Gastos da campanha eleitoral em AL ultrapassam R$ 80 milhões, superando PIB de oito municípios alagoanos.

As eleições municipais de 2024 em Alagoas se destacaram pelos altos gastos, totalizando mais de R$ 80 milhões contratados pelos candidatos durante o período eleitoral. Esse valor superou o Produto Interno Bruto de oito municípios alagoanos, revelando a grandiosidade da movimentação financeira envolvida no pleito.

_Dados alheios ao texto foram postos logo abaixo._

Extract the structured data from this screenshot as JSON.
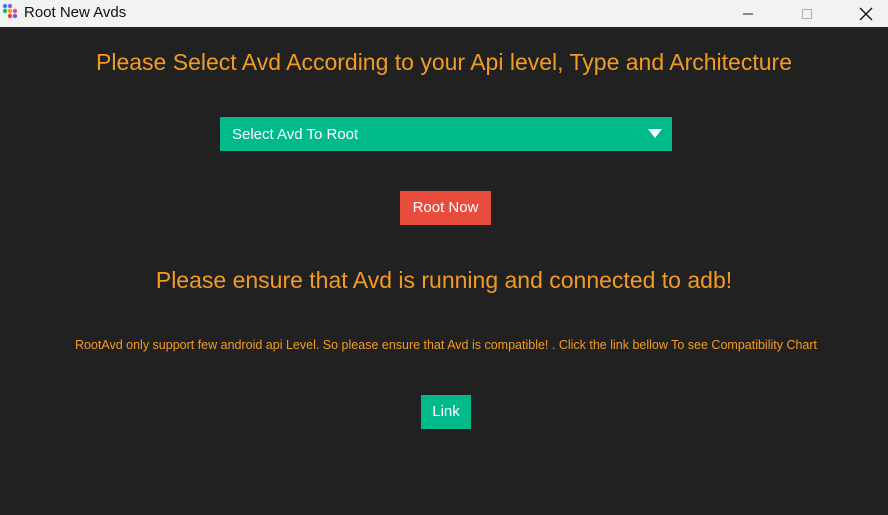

De acordo com dados do Tribunal Superior Eleitoral (TSE), até o momento, cerca de R$ 50,2 milhões já foram efetivamente pagos, sendo que 87,61% desses recursos provêm do fundo eleitoral, popularmente conhecido como “fundão”. Os candidatos têm até o dia 5 de novembro para prestar contas referentes ao primeiro turno, o que pode impactar nos valores finais declarados.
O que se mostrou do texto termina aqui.